4º Ano do Milénio

Com o País mergulhado numa crise institucional, a música e o futebol salvaram um ano condenado ao fracasso.

Há um ano atrás, apenas com duas edições da Rua de Baixo online, atrevi-me a dizer que o ano de 2003 tinha sido o número zero para a música portuguesa e que no ano de 2004 seria dado o verdadeiro pontapé de saída na música nacional. Felizmente foi mesmo isso que aconteceu.
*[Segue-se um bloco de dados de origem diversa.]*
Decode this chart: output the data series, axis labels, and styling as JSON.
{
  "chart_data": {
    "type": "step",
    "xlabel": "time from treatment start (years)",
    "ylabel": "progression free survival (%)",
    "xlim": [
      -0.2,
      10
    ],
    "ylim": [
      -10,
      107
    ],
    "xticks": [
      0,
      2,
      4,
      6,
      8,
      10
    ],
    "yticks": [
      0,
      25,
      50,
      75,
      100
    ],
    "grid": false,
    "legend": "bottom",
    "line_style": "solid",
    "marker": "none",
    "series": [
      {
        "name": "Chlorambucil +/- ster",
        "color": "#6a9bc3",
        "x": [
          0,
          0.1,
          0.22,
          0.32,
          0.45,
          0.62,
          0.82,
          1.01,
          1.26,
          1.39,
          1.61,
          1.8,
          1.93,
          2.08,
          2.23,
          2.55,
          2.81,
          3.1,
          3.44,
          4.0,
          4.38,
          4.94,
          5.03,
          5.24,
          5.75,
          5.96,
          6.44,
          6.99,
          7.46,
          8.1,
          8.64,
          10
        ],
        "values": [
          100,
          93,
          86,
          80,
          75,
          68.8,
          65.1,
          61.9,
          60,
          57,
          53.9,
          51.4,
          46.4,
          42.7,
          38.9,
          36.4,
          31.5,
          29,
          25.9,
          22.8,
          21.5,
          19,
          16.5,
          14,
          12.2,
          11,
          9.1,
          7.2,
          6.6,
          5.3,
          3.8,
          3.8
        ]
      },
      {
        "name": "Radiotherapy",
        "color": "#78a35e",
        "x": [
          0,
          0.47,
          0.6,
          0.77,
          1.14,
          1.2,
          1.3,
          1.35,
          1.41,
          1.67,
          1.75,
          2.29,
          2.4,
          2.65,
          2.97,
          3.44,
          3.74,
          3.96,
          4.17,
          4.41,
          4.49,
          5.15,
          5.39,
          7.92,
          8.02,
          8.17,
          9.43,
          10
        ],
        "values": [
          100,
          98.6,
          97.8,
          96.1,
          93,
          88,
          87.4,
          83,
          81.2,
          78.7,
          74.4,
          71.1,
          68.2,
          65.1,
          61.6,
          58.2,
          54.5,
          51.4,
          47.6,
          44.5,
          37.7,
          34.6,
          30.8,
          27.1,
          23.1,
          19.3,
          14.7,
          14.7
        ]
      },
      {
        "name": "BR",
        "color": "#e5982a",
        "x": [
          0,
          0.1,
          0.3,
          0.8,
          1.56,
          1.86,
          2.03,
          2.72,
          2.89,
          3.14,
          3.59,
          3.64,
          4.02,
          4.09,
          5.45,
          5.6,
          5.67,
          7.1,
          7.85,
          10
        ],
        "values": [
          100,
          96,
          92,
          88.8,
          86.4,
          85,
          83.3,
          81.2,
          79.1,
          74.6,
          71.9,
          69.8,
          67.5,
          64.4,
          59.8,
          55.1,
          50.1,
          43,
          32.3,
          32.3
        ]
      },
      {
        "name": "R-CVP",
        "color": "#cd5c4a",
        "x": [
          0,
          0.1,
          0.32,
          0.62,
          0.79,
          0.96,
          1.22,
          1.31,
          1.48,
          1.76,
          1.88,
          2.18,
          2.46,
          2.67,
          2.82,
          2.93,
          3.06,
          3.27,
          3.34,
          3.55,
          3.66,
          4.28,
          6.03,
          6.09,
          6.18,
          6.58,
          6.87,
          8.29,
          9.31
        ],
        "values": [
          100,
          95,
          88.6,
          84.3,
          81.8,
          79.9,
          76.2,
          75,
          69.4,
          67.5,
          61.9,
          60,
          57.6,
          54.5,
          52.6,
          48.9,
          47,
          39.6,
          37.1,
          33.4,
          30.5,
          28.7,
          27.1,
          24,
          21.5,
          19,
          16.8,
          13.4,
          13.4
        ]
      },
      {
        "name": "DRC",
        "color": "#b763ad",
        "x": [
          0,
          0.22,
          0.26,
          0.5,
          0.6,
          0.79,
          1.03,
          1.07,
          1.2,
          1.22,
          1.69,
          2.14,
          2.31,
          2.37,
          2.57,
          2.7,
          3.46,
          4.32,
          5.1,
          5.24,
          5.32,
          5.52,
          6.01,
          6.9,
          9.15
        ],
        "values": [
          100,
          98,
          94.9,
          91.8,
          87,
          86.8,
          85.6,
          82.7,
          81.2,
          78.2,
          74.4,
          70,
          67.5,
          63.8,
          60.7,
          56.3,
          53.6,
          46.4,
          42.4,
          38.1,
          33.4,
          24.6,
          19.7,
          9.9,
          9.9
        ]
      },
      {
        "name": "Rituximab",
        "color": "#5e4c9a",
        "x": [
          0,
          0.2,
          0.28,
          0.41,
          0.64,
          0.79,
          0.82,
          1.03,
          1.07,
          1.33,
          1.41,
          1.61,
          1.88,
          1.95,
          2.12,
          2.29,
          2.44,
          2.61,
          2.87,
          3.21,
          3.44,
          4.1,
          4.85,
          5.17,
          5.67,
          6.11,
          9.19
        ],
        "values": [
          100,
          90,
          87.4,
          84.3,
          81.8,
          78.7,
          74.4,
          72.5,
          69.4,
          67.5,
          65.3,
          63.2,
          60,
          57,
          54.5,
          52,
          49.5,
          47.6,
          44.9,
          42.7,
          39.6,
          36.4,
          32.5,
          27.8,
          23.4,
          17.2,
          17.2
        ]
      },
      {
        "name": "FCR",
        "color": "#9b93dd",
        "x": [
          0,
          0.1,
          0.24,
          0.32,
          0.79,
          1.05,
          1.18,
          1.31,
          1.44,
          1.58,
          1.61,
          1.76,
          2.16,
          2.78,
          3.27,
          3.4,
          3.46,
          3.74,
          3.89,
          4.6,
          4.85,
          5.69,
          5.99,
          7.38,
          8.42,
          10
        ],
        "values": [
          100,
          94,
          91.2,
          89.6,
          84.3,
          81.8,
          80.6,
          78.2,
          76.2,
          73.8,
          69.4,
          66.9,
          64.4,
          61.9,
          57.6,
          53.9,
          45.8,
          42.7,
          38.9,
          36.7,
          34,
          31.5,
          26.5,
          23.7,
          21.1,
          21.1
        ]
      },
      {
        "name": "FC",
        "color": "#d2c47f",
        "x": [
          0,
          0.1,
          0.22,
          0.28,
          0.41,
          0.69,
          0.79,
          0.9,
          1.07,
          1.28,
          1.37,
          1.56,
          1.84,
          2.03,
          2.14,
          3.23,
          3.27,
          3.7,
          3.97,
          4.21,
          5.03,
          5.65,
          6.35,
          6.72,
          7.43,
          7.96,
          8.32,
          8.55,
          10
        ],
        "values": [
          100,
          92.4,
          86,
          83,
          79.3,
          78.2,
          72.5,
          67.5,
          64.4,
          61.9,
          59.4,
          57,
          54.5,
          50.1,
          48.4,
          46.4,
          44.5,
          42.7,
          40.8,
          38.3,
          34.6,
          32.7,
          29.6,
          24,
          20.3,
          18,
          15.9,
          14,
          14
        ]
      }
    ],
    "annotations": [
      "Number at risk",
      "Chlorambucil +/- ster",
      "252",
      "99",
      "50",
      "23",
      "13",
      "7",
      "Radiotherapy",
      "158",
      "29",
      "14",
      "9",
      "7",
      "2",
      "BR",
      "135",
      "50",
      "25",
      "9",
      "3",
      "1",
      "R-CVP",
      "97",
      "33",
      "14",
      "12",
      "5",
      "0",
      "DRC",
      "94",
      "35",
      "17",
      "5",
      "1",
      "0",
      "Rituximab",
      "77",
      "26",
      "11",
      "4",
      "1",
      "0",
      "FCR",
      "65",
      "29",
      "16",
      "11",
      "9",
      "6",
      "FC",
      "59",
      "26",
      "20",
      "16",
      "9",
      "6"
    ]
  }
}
A música nacional salvou um ano bastante infeliz a nível social (mas fomos vice-campeões da Europa em futebol) e que (in)felizmente coincidiu com o nosso primeiro ano de publicações.

Durante o ano que passou, a música portuguesa mostrou algumas facetas que há uns anos atrás eram praticamente impensáveis. Para além de uma enorme diversidade de géneros e uma qualidade em alguns casos surpreendente, começou a manifestar-se uma cultura musical que parecia estar adormecida no povo português.

Finalmente começa a existir um “pequeno” circuito de concertos, obviamente nos grandes centros urbanos, que não se limitam a promover apenas um determinado género ou banda, mas estão abertos à novidade e à diferença seguindo assim o comportamento do público, que é cada vez mais eclético nas suas escolhas musicais.

Este crescente interesse na música feita por cá, teve como principal pilar os excelentes registos editados em 2004 e a coragem das editoras independentes (Bor Land, Loop Recordings, Thisco, Transformadores, Crónica) que têm sido o suporte para muitos projectos.

O ano começou com a edição do primeiro álbum dos X-Wife. Para além de um excelente álbum, a banda de João Vieira aka DJ Kitten, conquistou um elevado número de seguidores e conseguiu, no final do ano, fazer uma digressão pelos Estados Unidos, tocando em diversos clubes de Nova Iorque.

Para além do excelente regresso dos Mão Morta, o ano ficou marcado pela confirmação de mais uma estrela no panorama nacional. Paulo Furtado não é novo no meio, mas o ano que passou foi possivelmente o melhor da sua carreira. Para além do Legendary Tiger Man estar de boa saúde, os Wray Gunn mostraram que também existe soul rock n’ roll em Portugal e editaram um dos álbuns indispensáveis em qualquer colecção de discos, “Eclesiastes 1.11”.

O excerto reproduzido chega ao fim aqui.